Question

Two compressible solids are formed into spheres of the same size. The bulk modulus of sphere two is twice as large as the bulk modulus of sphere one. You now increase the pressure on both spheres by the same amount. As a result of the increased pressure, how is the change in volume of sphere two (ΔV2) related to the change in volume of sphere one (ΔV1)?

Answer 1

`\Delta V_1=2* \Delta V_2`

Step-by-step explanation:

The bulk modulus is a constant that describes how resistant a substance is to compression.

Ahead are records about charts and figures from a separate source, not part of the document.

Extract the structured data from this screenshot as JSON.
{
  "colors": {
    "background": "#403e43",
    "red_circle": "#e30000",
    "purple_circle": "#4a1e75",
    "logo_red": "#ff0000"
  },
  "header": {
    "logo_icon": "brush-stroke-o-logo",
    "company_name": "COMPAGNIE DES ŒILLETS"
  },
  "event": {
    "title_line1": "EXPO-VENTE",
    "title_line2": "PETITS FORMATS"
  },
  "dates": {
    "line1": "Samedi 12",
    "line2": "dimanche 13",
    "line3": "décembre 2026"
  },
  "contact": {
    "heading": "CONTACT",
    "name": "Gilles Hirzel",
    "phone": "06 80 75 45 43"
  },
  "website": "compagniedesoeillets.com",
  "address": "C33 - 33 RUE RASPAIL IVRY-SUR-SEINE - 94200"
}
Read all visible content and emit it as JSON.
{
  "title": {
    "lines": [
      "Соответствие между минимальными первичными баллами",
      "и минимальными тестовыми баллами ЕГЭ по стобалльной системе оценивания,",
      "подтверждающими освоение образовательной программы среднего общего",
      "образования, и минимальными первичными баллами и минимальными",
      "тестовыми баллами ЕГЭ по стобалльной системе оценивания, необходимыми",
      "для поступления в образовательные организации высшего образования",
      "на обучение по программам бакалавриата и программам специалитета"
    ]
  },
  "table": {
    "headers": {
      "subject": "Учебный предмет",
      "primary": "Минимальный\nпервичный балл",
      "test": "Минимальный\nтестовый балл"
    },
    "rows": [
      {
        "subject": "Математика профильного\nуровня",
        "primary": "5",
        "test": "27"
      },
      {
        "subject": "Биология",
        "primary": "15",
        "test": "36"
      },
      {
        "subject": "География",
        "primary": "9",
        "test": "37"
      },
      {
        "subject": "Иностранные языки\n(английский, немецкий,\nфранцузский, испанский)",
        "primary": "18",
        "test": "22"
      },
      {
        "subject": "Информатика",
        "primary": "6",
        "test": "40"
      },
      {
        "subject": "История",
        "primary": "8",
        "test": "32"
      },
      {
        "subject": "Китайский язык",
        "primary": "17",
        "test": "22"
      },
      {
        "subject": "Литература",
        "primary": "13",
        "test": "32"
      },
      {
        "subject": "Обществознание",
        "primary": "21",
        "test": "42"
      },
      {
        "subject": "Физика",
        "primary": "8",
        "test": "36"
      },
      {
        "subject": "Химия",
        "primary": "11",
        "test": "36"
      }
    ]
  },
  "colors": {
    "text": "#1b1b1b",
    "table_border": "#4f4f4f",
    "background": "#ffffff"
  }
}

It is defined as the ratio between increase in pressure and the resulting decrease in a volume of the material.

It is given by a formula :

`Bulk\,\,modulus\,\,(K)=(volumetric\,\,stress)/(volumetric\,\,strain)`

OR

`K=(\Delta P)/(((\Delta V)/(V)) )`

where:

`\Delta V` &
`\Delta P` are the change in volume and change in pressure respectively.

V= original volume

According to the given:

`K_2=2K_1`

`V_1=V_2`

`\Delta P_1=\Delta P_2`

So,

`K_2=(\Delta P_2)/(((\Delta V_2)/(V_2)) )`

`K_2=(\Delta P_2* V_2)/(\Delta V_2)`.................................(1)

&

`K_1=(\Delta P_1)/(((\Delta V_1)/(V_1)) )`

`K_1=(\Delta P_1* V_1)/(\Delta V_1)`..................................(2)

From the given conditions we compare equations (1) & (2):

`K_2=2K_1`

`(\Delta P_2* V_2)/(\Delta V_2)=2* (\Delta P_1* V_1)/(\Delta V_1)`

cancelling the equal terms

`(1)/(\Delta V_2) =(2)/(\Delta V_1)`

`\Delta V_1=2* \Delta V_2`

The material in first case undergoes twice the volume reduction than that of the material in first case under the given conditions.